Creation of the Chinese Adaptive Policy Communication Corpus
Bolun Sun, Charles Chang, Yuen Yuen Ang, Pingxu Hao, Ruotong Mu, Yuchen Xu, Zhengxin Zhang
TL;DR
CAPC-CG addresses the scarcity of open, high-quality Chinese policy texts by building a large, paragraph-level corpus of central-government directives (1949–2023) annotated with a five-color taxonomy derived from adaptive policy communication. The work combines expert gold-standard labeling with a two-round workflow, achieving inter-annotator reliability of $\kappa=0.86$ and enabling scalable modeling via fine-tuned LLMs, while offering a cost-efficient segmentation pipeline. It provides rich metadata, a relational data schema, and robust baseline results for both Level-1 and Level-2 classification, demonstrating strong potential for downstream policy analysis and NLP applications. By linking political science theory with practical NLP methods, CAPC-CG supports diachronic, cross-regime, and empirical studies of adaptive policy communication and the political economy of policy implementation.
Abstract
We introduce CAPC-CG, the Chinese Adaptive Policy Communication (Central Government) Corpus, the first open dataset of Chinese policy directives annotated with a five-color taxonomy of clear and ambiguous language categories, building on Ang's theory of adaptive policy communication.

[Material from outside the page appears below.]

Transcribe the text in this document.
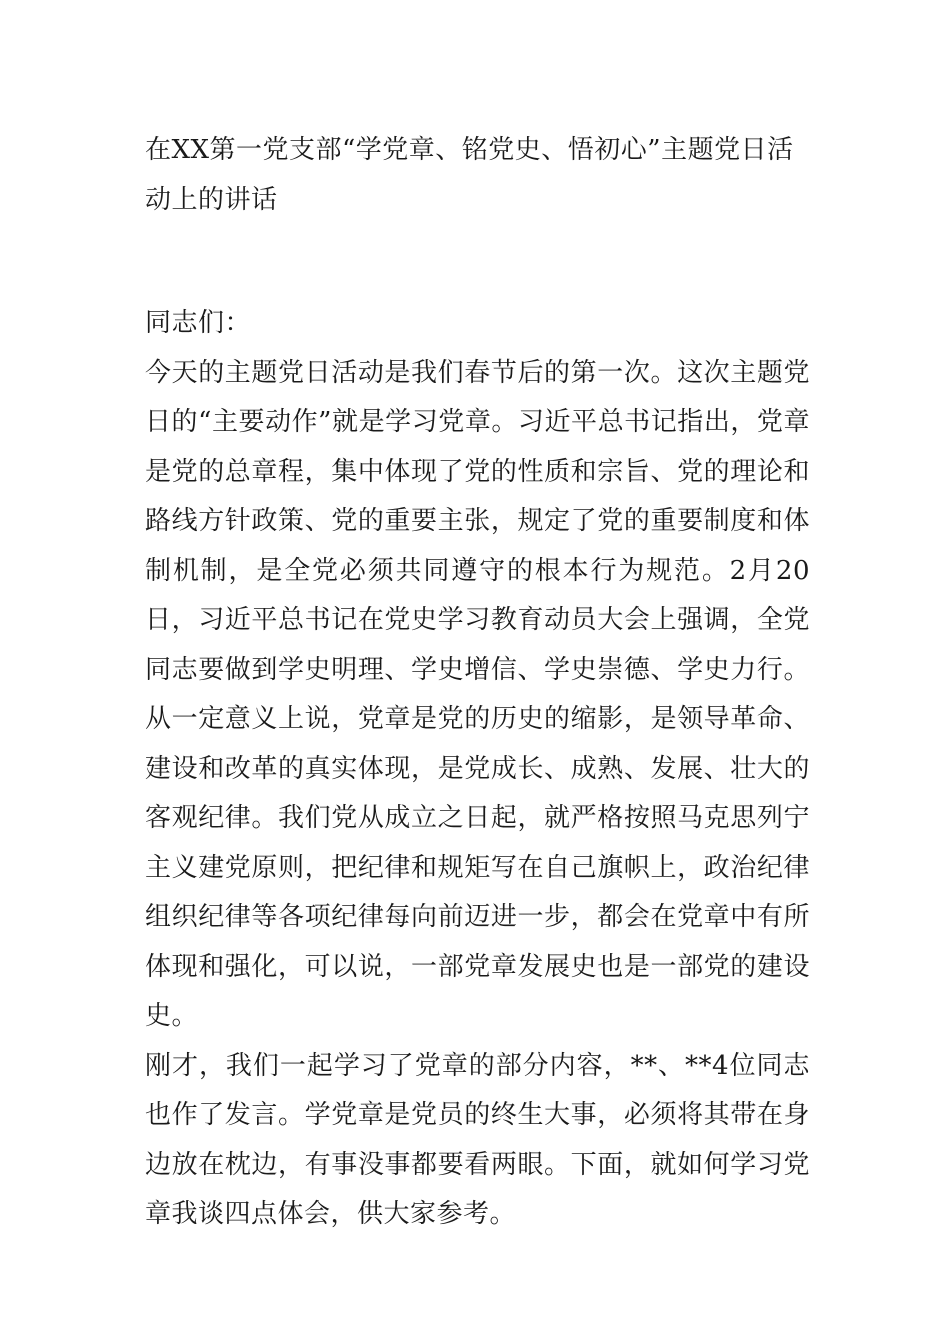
在XX第一党支部“学党章、铭党史、悟初心”主题党日活动上的讲话

同志们：

今天的主题党日活动是我们春节后的第一次。这次主题党日的“主要动作”就是学习党章。习近平总书记指出，党章是党的总章程，集中体现了党的性质和宗旨、党的理论和路线方针政策、党的重要主张，规定了党的重要制度和体制机制，是全党必须共同遵守的根本行为规范。2月20日，习近平总书记在党史学习教育动员大会上强调，全党同志要做到学史明理、学史增信、学史崇德、学史力行。从一定意义上说，党章是党的历史的缩影，是领导革命、建设和改革的真实体现，是党成长、成熟、发展、壮大的客观纪律。我们党从成立之日起，就严格按照马克思列宁主义建党原则，把纪律和规矩写在自己旗帜上，政治纪律组织纪律等各项纪律每向前迈进一步，都会在党章中有所体现和强化，可以说，一部党章发展史也是一部党的建设史。

刚才，我们一起学习了党章的部分内容，**、**4位同志也作了发言。学党章是党员的终生大事，必须将其带在身边放在枕边，有事没事都要看两眼。下面，就如何学习党章我谈四点体会，供大家参考。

Spanning 1949-2023, this corpus includes national laws, administrative regulations, and ministerial rules issued by China's top authorities. Each document is segmented into paragraphs, producing a total of 3.3 million units. Alongside the corpus, we release comprehensive metadata, a two-round labeling framework, and a gold-standard annotation set developed by expert and trained coders. Inter-annotator agreement achieves a Fleiss's kappa of K = 0.86 on directive labels, indicating high reliability for supervised modeling. We provide baseline classification results with several large language models (LLMs), together with our annotation codebook, and describe patterns from the dataset. This release aims to support downstream tasks and multilingual NLP research in policy communication.